I can tell you any more choice in the US would be a good thing. Our infrastructure is pretty much bottom rung unless you are one of the very few who can get access to fiber. I have literally a Google fiber drop installed in my front yard, but they can't be bothered to give me service. Google is no longer deploying new locations in my city.
This is an important point. Transit over StarLink looks like it will be faster than transit overland via fiber optic cable due to the speed of light being slower in fiber cable than free space.
That means that this isn't just a stunt, but an actual upgrade to our communications infrastructure.
Honestly, I’d love to see StarLink keep the latency advantage to themselves and acquire an HFT firm to extract the profits from the advantage. What are you going to do as a competitor? Build and lift your own comm sat network? The laws of physics are a hell of a moat.
If they went this route, they could run the compute at the edge; that is, in space, perhaps in another sat in a higher orbit. Thereby avoiding one trip through the atmosphere improving their latency advantage even further.
The real trick will be acquiring rooftop space at the exchanges for the uplinks.
Acquiring an HFT firm won't be worth it. Just sell it to the highest bidder. It's likely they will pay too much anyway (winner's curse) in which case Starlink just needs to sell it to the next highest bidder a year later. Much easier money (and less regulation) than trading yourself.
Nothing about SpaceX except marketing hype has to do with Mars, can we just stop it with the Mars talk? It belittles what SpaceX actually is about, which is amazing in its own right. Launch demand, cheaper LEO/GEO/GTO, and a willingness to push the industry out of the 60’s is almost unbelievable, as is the journey they’ve taken to get this far. Throwing Mars into the mix makes it all sounds like bullshit, because anyone who actually understands the challenges of Mars beyond the big rocket portion rolls their eyes and sighs.
I’d also add that competing with the likes of Comcast and Verizon could be very profitable in the long term. I don’t think we need to assume it doesn’t serve its own obvious purpose of being th first big step in getting that sweet ISP money.
Edit api: It makes sense for a lot of things that a demand actually exists for, like heavy loads, launching a number of different contracts in one reusable rocket to save on overhead, defense contracts, and more. Those will actually make them money, and are all technically feasible today.
Mars is the vision and it is going to take an incredible amount of effort to make that possible.

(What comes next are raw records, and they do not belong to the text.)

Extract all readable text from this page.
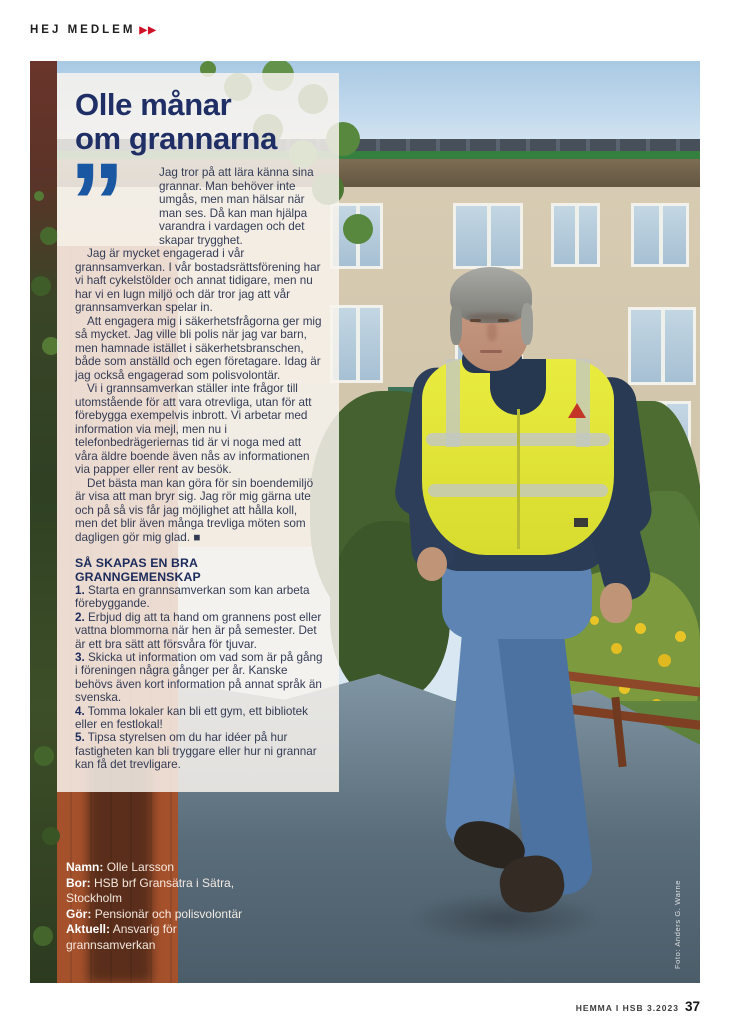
HEJ MEDLEM ▶▶
Foto: Anders G. Warne
Olle månar
om grannarna
”	Jag tror på att lära känna sina grannar. Man behöver inte umgås, men man hälsar när man ses. Då kan man hjälpa varandra i vardagen och det skapar trygghet.

Jag är mycket engagerad i vår grannsamverkan. I vår bostadsrättsförening har vi haft cykelstölder och annat tidigare, men nu har vi en lugn miljö och där tror jag att vår grannsamverkan spelar in.

Att engagera mig i säkerhetsfrågorna ger mig så mycket. Jag ville bli polis när jag var barn, men hamnade istället i säkerhetsbranschen, både som anställd och egen företagare. Idag är jag också engagerad som polisvolontär.

Vi i grannsamverkan ställer inte frågor till utomstående för att vara otrevliga, utan för att förebygga exempelvis inbrott. Vi arbetar med information via mejl, men nu i telefonbedrägeriernas tid är vi noga med att våra äldre boende även nås av informationen via papper eller rent av besök.

Det bästa man kan göra för sin boendemiljö är visa att man bryr sig. Jag rör mig gärna ute och på så vis får jag möjlighet att hålla koll, men det blir även många trevliga möten som dagligen gör mig glad. ■

SÅ SKAPAS EN BRA GRANNGEMENSKAP

1. Starta en grannsamverkan som kan arbeta förebyggande.

2. Erbjud dig att ta hand om grannens post eller vattna blommorna när hen är på semester. Det är ett bra sätt att försvåra för tjuvar.

3. Skicka ut information om vad som är på gång i föreningen några gånger per år. Kanske behövs även kort information på annat språk än svenska.

4. Tomma lokaler kan bli ett gym, ett bibliotek eller en festlokal!

5. Tipsa styrelsen om du har idéer på hur fastigheten kan bli tryggare eller hur ni grannar kan få det trevligare.

Namn: Olle Larsson
Bor: HSB brf Gransätra i Sätra, Stockholm
Gör: Pensionär och polisvolontär
Aktuell: Ansvarig för grannsamverkan
HEMMA I HSB 3.2023 37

We need to find uses for that technology here and now so that the costs for it can be brought down.
It is not just a matter of having a human put their feet down on Mars and then be done with it. How will we move around (Boring and Tesla btw)? How will we communicate there and back to people on Earth? How will we feed ourselves there? Etc..
IMHO, Starlink (on Mars) is an answer to the communication challenges we will face there. By doing it on Earth, we prove it out, bring the costs down, provide a better internet alternative to what we have now, and have synergies with his other companies like Tesla (communication without needing cell providers) and SpaceX (increase launch demand).

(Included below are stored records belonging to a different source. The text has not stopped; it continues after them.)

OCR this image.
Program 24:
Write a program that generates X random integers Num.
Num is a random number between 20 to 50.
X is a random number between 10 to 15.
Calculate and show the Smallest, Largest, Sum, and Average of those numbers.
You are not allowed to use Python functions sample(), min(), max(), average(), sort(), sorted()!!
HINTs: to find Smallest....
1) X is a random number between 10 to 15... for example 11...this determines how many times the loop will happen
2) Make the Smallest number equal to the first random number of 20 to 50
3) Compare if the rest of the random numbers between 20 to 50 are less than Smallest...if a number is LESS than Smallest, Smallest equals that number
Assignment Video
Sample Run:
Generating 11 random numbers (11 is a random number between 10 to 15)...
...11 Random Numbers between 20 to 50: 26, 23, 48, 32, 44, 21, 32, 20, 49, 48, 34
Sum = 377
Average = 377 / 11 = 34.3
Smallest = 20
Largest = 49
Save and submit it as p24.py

They are building a super heavy lift rocket that makes the most sense for sending humans to the Moon and Mars. Other roles can be served reasonably well by Falcon and FH. Outside manned tourism, exploration, and settlement there is little need for a rocket that big.

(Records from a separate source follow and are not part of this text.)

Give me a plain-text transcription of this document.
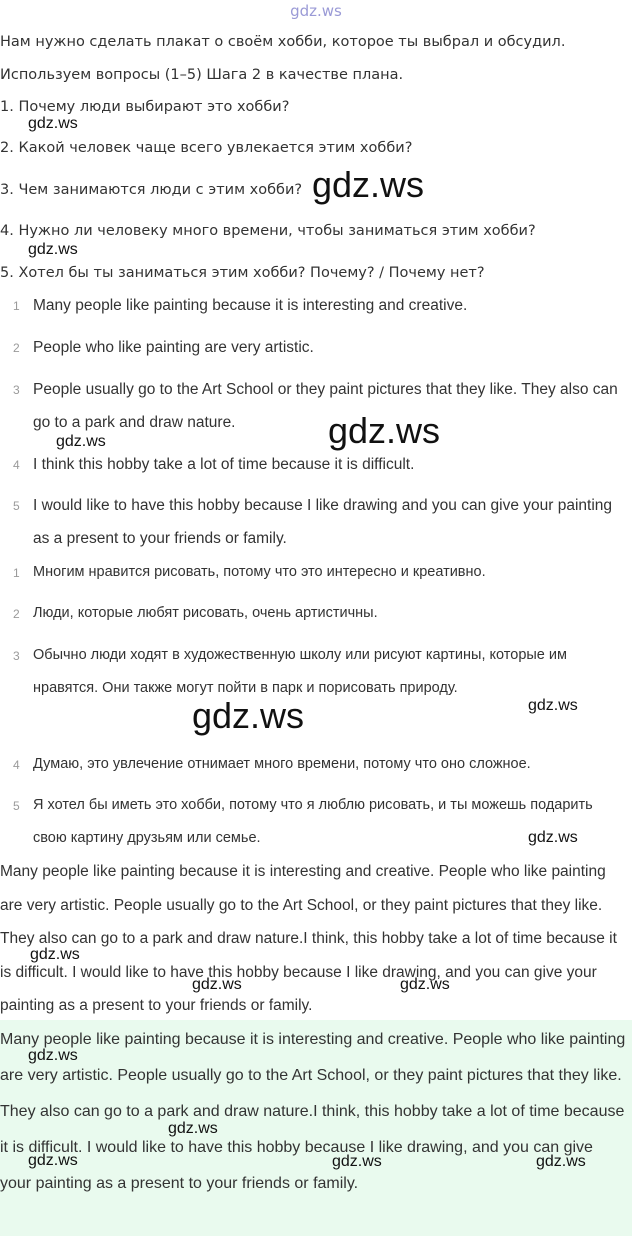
gdz.ws
Нам нужно сделать плакат о своём хобби, которое ты выбрал и обсудил.
Используем вопросы (1–5) Шага 2 в качестве плана.
1. Почему люди выбирают это хобби?
2. Какой человек чаще всего увлекается этим хобби?
3. Чем занимаются люди с этим хобби?
4. Нужно ли человеку много времени, чтобы заниматься этим хобби?
5. Хотел бы ты заниматься этим хобби? Почему? / Почему нет?
1 Many people like painting because it is interesting and creative.
2 People who like painting are very artistic.
3 People usually go to the Art School or they paint pictures that they like. They also can go to a park and draw nature.
4 I think this hobby take a lot of time because it is difficult.
5 I would like to have this hobby because I like drawing and you can give your painting as a present to your friends or family.
1 Многим нравится рисовать, потому что это интересно и креативно.
2 Люди, которые любят рисовать, очень артистичны.
3 Обычно люди ходят в художественную школу или рисуют картины, которые им нравятся. Они также могут пойти в парк и порисовать природу.
4 Думаю, это увлечение отнимает много времени, потому что оно сложное.
5 Я хотел бы иметь это хобби, потому что я люблю рисовать, и ты можешь подарить свою картину друзьям или семье.
Many people like painting because it is interesting and creative. People who like painting are very artistic. People usually go to the Art School, or they paint pictures that they like. They also can go to a park and draw nature.I think, this hobby take a lot of time because it is difficult. I would like to have this hobby because I like drawing, and you can give your painting as a present to your friends or family.
Many people like painting because it is interesting and creative. People who like painting are very artistic. People usually go to the Art School, or they paint pictures that they like. They also can go to a park and draw nature.I think, this hobby take a lot of time because it is difficult. I would like to have this hobby because I like drawing, and you can give your painting as a present to your friends or family.
gdz.ws
gdz.ws
gdz.ws
gdz.ws
gdz.ws
gdz.ws	gdz.ws
gdz.ws
gdz.ws
gdz.ws	gdz.ws
gdz.ws
gdz.ws
gdz.ws	gdz.ws	gdz.ws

Also... marketing hype for who? We think the Mars stuff is cool, sure, but we are not SpaceX's customers. Their customers could care less. They care if their payloads fly to the right orbit.
SpaceX has a huge advantage in launch costs here. Mass produced satellites will be lower cost per unit than most others, and launching on used rockets will give them the cheapest deployment costs ever. And they are the only company that can reuse rockets today. I don't see the competitors really having a chance.